6 thoughts on “Three Reasons

  1. The stagnation of China after the 15th century was due to the emperor explicitly forbidding interaction with and exploration of the outside world. Trade still took place, but only by suppressed smugglers, which encouraged corruption on a massive scale.

    Deterioration from the high culture of the middle ages to the warlordism of latter times can be attributed to xenophobia, paranoia and suppression of free thought. It was still a place full of wonders, but China refused to change. So eventually, the peoples who were able to change took great advantage of it.

    I imagine the same model applies to Japan before Perry and greater Islamia, now ruled by regional kleptarchs or religious fascism. Perhaps other places as well?

  2. Thanks for the reminder about China. Google’s new deal with China, limiting what returns a search can retrieve resounds this theme, doesn’t it? However, perhaps once Google has its nose under the tent some intelligent young hacker will find his way around this stricture. One can hope.

    In fact,your juxtaposition of Japan’s experience reminds me that its brittle culture broke under its need to have Western technology while demanding to stay aloof from Western values. Didn’t work there, either–though it took a long post-invasion period for things to settle out. Somewhere I still have wooden salad bowls that bear the imprint “Made In Occupied Japan.”

    The Islamofascists seem to be frantically putting fingers in an increasingly leaky dyke. States, cultures, peoples, cannot steal candy from strangers with impunity. The laws of unintended consequences are harsh indeed.

  3. “However, perhaps once Google has its nose under the tent some intelligent young hacker will find his way around this stricture. One can hope.”

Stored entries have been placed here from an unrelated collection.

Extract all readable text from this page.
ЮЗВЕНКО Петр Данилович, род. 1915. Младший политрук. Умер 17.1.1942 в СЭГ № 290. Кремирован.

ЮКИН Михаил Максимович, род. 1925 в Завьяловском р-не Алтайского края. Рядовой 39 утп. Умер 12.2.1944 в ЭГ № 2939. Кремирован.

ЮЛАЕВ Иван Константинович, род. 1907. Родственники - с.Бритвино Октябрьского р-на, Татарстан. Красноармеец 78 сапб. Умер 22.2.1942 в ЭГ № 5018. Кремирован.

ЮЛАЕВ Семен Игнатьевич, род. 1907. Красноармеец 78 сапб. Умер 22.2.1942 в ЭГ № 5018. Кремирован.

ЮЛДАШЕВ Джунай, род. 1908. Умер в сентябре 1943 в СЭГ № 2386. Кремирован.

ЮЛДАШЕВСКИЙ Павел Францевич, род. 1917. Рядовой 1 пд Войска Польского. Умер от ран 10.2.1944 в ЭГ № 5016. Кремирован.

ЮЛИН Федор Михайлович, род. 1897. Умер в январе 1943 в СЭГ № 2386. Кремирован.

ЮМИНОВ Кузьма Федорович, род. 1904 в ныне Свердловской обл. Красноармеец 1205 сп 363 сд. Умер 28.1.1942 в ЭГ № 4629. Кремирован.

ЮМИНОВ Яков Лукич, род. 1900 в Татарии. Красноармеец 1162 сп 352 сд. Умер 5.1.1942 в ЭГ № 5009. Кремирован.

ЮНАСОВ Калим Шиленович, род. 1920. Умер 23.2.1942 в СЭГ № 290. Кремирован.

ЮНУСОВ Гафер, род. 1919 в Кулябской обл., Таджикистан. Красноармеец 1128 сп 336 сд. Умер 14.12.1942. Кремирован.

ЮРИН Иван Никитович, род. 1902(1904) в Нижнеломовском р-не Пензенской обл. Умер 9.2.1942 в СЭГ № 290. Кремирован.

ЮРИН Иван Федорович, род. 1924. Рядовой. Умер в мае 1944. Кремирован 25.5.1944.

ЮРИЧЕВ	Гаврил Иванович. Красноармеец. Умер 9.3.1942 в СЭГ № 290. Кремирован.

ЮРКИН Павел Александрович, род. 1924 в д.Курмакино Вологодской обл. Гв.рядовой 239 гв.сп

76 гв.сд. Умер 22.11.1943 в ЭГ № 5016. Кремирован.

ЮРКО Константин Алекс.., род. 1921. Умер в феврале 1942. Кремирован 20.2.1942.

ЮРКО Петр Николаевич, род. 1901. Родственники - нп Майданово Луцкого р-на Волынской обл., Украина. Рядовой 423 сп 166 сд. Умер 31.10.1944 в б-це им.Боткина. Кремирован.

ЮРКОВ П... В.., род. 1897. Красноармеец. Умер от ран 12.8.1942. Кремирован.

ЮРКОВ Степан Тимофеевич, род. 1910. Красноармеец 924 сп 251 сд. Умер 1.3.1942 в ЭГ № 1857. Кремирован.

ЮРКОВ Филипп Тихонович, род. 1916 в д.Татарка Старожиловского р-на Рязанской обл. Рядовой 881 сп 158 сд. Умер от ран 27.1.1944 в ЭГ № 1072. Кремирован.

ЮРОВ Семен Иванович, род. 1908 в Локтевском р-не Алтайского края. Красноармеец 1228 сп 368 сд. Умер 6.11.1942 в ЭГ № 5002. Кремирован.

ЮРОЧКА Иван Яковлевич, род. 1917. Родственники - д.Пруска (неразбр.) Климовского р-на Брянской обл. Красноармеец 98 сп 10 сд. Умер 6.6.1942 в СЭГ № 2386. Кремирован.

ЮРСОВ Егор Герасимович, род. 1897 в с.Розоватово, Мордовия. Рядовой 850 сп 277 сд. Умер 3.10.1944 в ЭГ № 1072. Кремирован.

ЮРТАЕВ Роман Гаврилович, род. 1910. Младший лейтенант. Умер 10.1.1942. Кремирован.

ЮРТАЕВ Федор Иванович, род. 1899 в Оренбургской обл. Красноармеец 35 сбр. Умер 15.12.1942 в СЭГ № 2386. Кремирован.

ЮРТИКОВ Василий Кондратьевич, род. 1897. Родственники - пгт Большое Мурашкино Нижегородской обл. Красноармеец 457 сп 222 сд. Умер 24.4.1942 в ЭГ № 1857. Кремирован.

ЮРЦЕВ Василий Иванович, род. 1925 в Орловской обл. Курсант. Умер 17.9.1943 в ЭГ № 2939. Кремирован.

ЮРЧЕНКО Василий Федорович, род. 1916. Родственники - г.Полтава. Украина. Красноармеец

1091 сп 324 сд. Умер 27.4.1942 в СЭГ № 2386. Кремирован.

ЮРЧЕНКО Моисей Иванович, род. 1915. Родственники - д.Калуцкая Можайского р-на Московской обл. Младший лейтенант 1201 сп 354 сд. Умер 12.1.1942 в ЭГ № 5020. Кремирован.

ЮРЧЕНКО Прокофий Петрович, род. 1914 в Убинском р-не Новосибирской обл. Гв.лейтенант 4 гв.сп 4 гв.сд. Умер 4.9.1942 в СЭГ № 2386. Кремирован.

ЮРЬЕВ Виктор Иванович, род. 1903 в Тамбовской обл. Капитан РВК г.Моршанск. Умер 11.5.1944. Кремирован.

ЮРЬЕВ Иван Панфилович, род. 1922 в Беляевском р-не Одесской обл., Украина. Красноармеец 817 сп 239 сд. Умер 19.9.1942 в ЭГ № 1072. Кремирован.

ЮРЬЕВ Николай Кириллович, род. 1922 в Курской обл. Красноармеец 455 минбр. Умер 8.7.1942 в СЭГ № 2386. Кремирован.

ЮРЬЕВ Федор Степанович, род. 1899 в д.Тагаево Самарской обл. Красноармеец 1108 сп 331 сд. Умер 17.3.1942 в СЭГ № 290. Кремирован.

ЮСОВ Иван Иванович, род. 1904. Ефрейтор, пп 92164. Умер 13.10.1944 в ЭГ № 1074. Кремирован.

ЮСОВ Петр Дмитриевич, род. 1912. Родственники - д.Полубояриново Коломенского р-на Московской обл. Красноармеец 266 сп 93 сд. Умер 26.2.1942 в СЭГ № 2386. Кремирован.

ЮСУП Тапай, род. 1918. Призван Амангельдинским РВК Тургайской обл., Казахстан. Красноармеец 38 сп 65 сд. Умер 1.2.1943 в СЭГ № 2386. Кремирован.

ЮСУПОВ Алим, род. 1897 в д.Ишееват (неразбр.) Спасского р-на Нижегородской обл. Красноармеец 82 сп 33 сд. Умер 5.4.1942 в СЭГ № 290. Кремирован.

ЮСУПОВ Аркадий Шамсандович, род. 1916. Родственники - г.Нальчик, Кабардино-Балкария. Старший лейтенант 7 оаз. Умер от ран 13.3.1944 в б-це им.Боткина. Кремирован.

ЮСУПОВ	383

    Either that, or one more example of another US Company further enabling the Chi coms as so many did during the Clinton 90’s.

    …or better: An ongoing war between freedom loving hackers and Google Engineers!

  4. The chances for being co-opted are very high. However, if history is to be believed, the Chinese have lowered the bridge over the moat more than once and become entangled in whatever visitors their curiosity/greed has allowed in.

    Dr. Seuss could probably have written a fine moral tale about the prospects for fun and trouble here. See his The King’s Stilts for a allegory on the ego; take note of the Special Forces, in the form of cats, who come to the aid of the kingdom in their time of need. Observe the villain who wants to destroy the creativity and joy in the kingdom. His final denouemont is that most horrific of punishments: to live out his life beyond the pale.

    At any rate, these China/West encounters will be going on long past whatever resolution eventually comes of the deathly conflicts with Arabia. Despite the dangerous differences, Islaam is a cousin to Judaeo-Christian culture. A poor cousin, of course–made mean and resentful by its decision to stay mired in this tribal paradigm and aweful patriarchal Godhead which leads to the death of curiosity–but family nonetheless. They may not evoke a loving response but there is an understanding of sorts.

    China, however, is truly a tertium quid. Ask “who goes there?” It’s not at all clear what the answer would be or if it could be comprehended.

  5. I love finding this blog. Thoughtful, intelligent, educational. Another addition to my “favorites.”

    I look forward to essays and comments about the second great war/challenge we face (Islamofascism being our greatest contemporary challenge): the war between the Gramscians and Tocquevillians: between the Marxist left and classical liberalism.